High density lath twins lead to high thermoelectric conversion efficiency in Bi2Te3 modules.

Abstract

Thermoelectric (TE) generators based on bismuth telluride (Bi2Te3) are recognized as a credible solution for low-grade heat harvesting. In this study, an combinative doping strategy of both the donor (Ag) and the acceptor (Ga) in Ag9GaTe6 as dopants is developed to modulate the microstructure and improve the ZT value of p-type Bi0.4Sb1.6Te3. Specifically, the distribution of Ag and Ga in the matrix synergistically introduces multiple phonon scattering centers including lath twins, triple junction boundaries, and Sb-rich nanoprecipitates, leading to an obviously suppressed lattice thermal conductivity of 0.50 W m-1 K-1 at 300 K. At the same time, such unique microstructures of lath twins synergistically enhance the room-temperature power factor to 48.8 μW cm-1 K-2 and improve the Vickers hardness to 0.90 GPa.
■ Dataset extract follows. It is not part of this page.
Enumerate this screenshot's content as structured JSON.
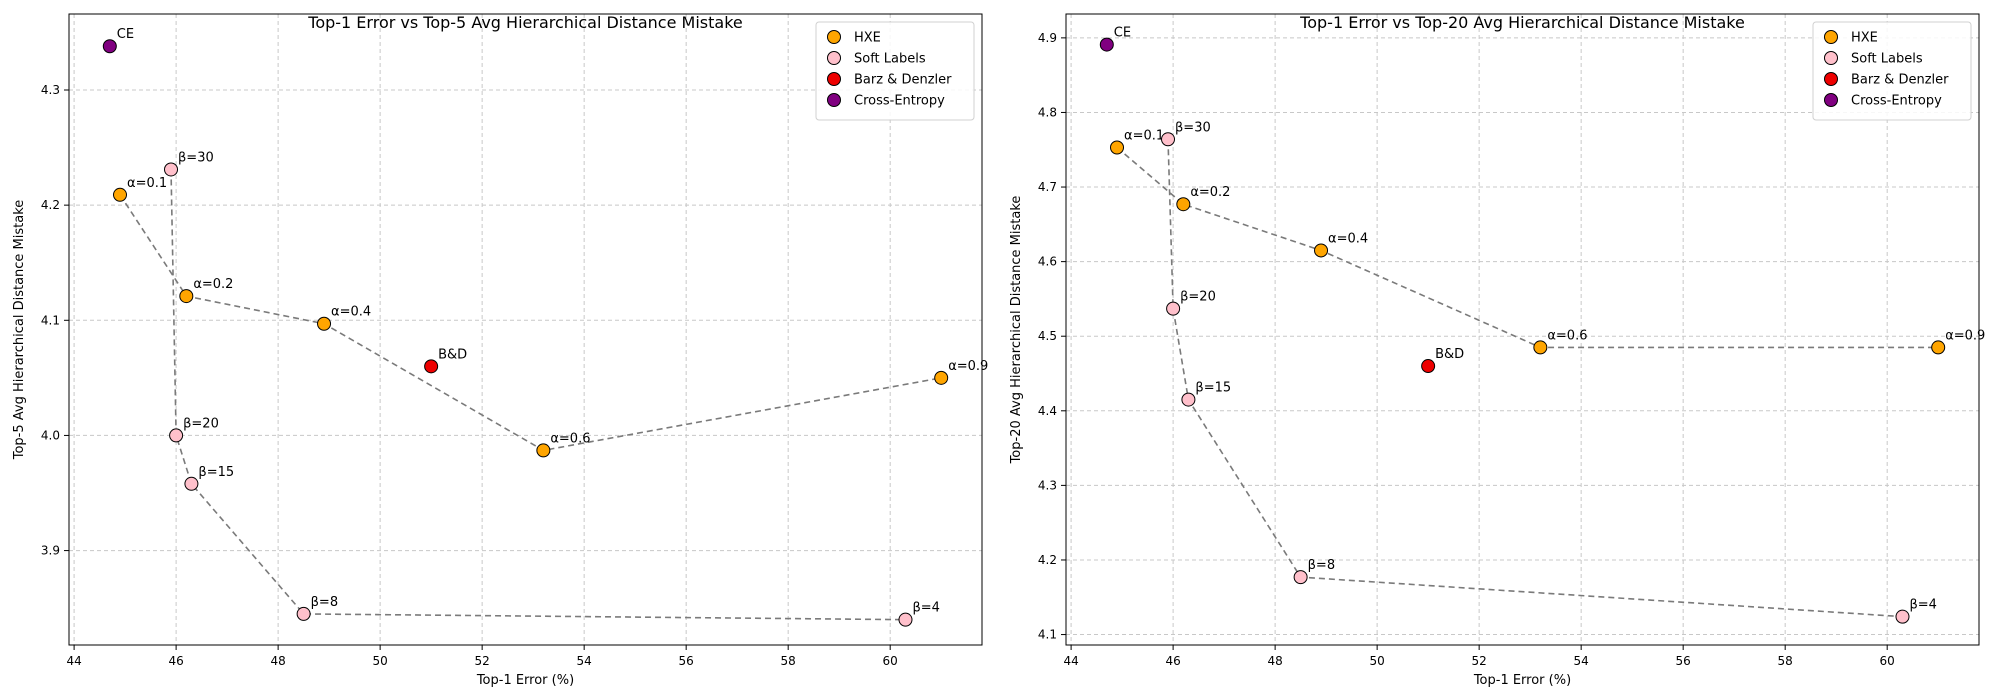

Consequently, a high ZT of 1.40 at 350 K and ZTave of 1.24 (300-500 K) are achieved in the Bi0.4Sb1.6Te3 + 0.03 wt% Ag9GaTe6 sample. Based on that, a competitive conversion efficiency of 6.5% at ΔT = 200 K is obtained in the constructed 17-couple TE module, which exhibits no significant change in the output property after 30 thermal cycle tests benefiting from the stable microstructure.